Yes, alcohol use can shift DunedinPACE results, especially at heavier intakes. Alcohol disrupts sleep, raises inflammation, and stresses the liver, all of which feed into a faster pace of aging.
Environmental exposures in Philadelphia, like air particulates near I-95 and older lead-paint housing stock, can contribute to faster biological aging. We screen for relevant exposures when patients live or work near heavy traffic corridors.
The relationship between biological age and dementia risk is meaningful. Faster pace of aging on DunedinPACE correlates with worse cognitive trajectories and earlier signs of decline in long-term cohort data.
You should not panic if your first DunedinPACE result is high. A single result is a starting line, not a verdict. The point is to identify which levers (sleep, training, metabolic health, stress) to pull and to retest in 6 to 12 months.

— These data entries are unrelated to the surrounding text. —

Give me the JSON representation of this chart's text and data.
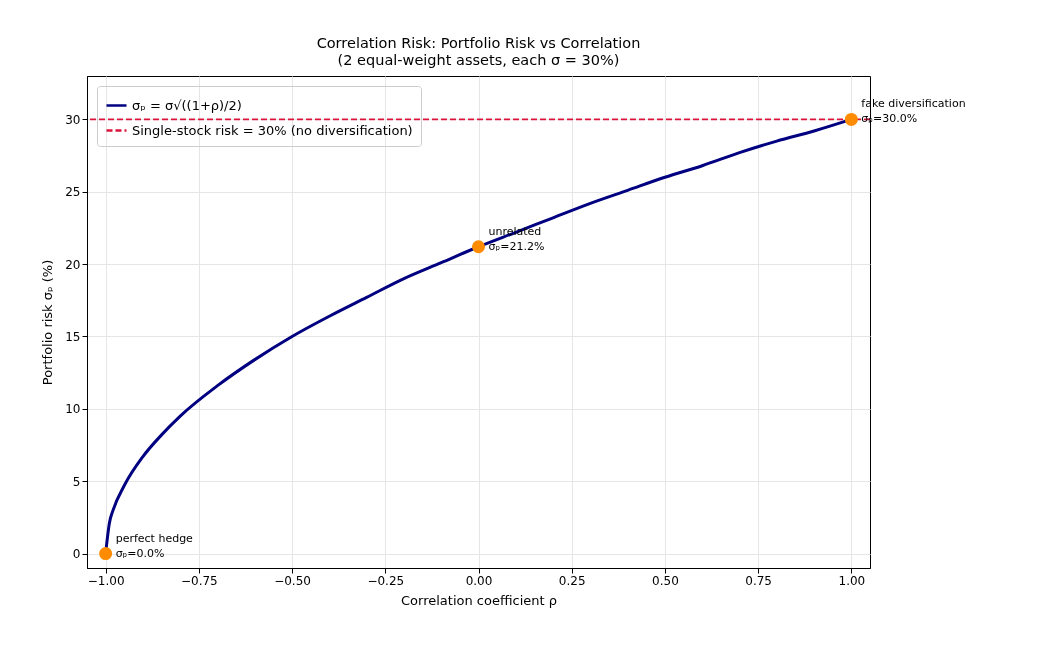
{
  "chart_data": {
    "type": "line",
    "title": "Correlation Risk: Portfolio Risk vs Correlation",
    "subtitle": "(2 equal-weight assets, each σ = 30%)",
    "xlabel": "Correlation coefficient  ρ",
    "ylabel": "Portfolio risk  σₚ  (%)",
    "xlim": [
      -1.05,
      1.05
    ],
    "ylim": [
      -1,
      33
    ],
    "xticks": [
      {
        "value": -1,
        "label": "−1.00"
      },
      {
        "value": -0.75,
        "label": "−0.75"
      },
      {
        "value": -0.5,
        "label": "−0.50"
      },
      {
        "value": -0.25,
        "label": "−0.25"
      },
      {
        "value": 0,
        "label": "0.00"
      },
      {
        "value": 0.25,
        "label": "0.25"
      },
      {
        "value": 0.5,
        "label": "0.50"
      },
      {
        "value": 0.75,
        "label": "0.75"
      },
      {
        "value": 1,
        "label": "1.00"
      }
    ],
    "yticks": [
      0,
      5,
      10,
      15,
      20,
      25,
      30
    ],
    "grid": true,
    "legend": "top left",
    "series": [
      {
        "name": "σₚ = σ√((1+ρ)/2)",
        "type": "line",
        "color": "#000080",
        "line_style": "solid",
        "x": [
          -1,
          -0.99,
          -0.98,
          -0.95,
          -0.9,
          -0.85,
          -0.8,
          -0.7,
          -0.6,
          -0.5,
          -0.4,
          -0.3,
          -0.2,
          -0.1,
          0,
          0.1,
          0.2,
          0.3,
          0.4,
          0.5,
          0.6,
          0.7,
          0.8,
          0.9,
          1
        ],
        "values": [
          0,
          2.1,
          3.0,
          4.7,
          6.7,
          8.2,
          9.5,
          11.6,
          13.4,
          15.0,
          16.4,
          17.7,
          19.0,
          20.1,
          21.2,
          22.2,
          23.2,
          24.2,
          25.1,
          26.0,
          26.8,
          27.7,
          28.5,
          29.2,
          30.0
        ]
      },
      {
        "type": "scatter",
        "color": "#ff8c00",
        "marker": "circle",
        "x": [
          -1,
          0,
          1
        ],
        "values": [
          0,
          21.2,
          30
        ]
      }
    ],
    "ref_lines": [
      {
        "axis": "y",
        "value": 30,
        "label": "Single-stock risk = 30% (no diversification)",
        "color": "#dc143c",
        "line_style": "dashed"
      }
    ],
    "annotations": [
      {
        "text": "perfect hedge\nσₚ=0.0%",
        "x": -1,
        "y": 0
      },
      {
        "text": "unrelated\nσₚ=21.2%",
        "x": 0,
        "y": 21.2
      },
      {
        "text": "fake diversification\nσₚ=30.0%",
        "x": 1,
        "y": 30
      }
    ]
  }
}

Fasting or time-restricted eating may slow biological aging in people with metabolic dysfunction, mostly by improving insulin sensitivity. The signal is weaker in lean, already-healthy people.
Sauna use may modestly affect epigenetic age by triggering heat shock proteins and improving cardiovascular function. The data is early but consistent with broader cardiovascular benefit.
Immune age is a measure of how old your immune system looks based on T-cell ratios and inflammation markers. It overlaps with biological age but focuses on infection and cancer resilience specifically.
To interpret a DunedinPACE score with your doctor, look at the rate of aging number alongside your sleep, labs, and training data. The score only matters in context. A 1.05 in someone with terrible sleep is a fixable problem.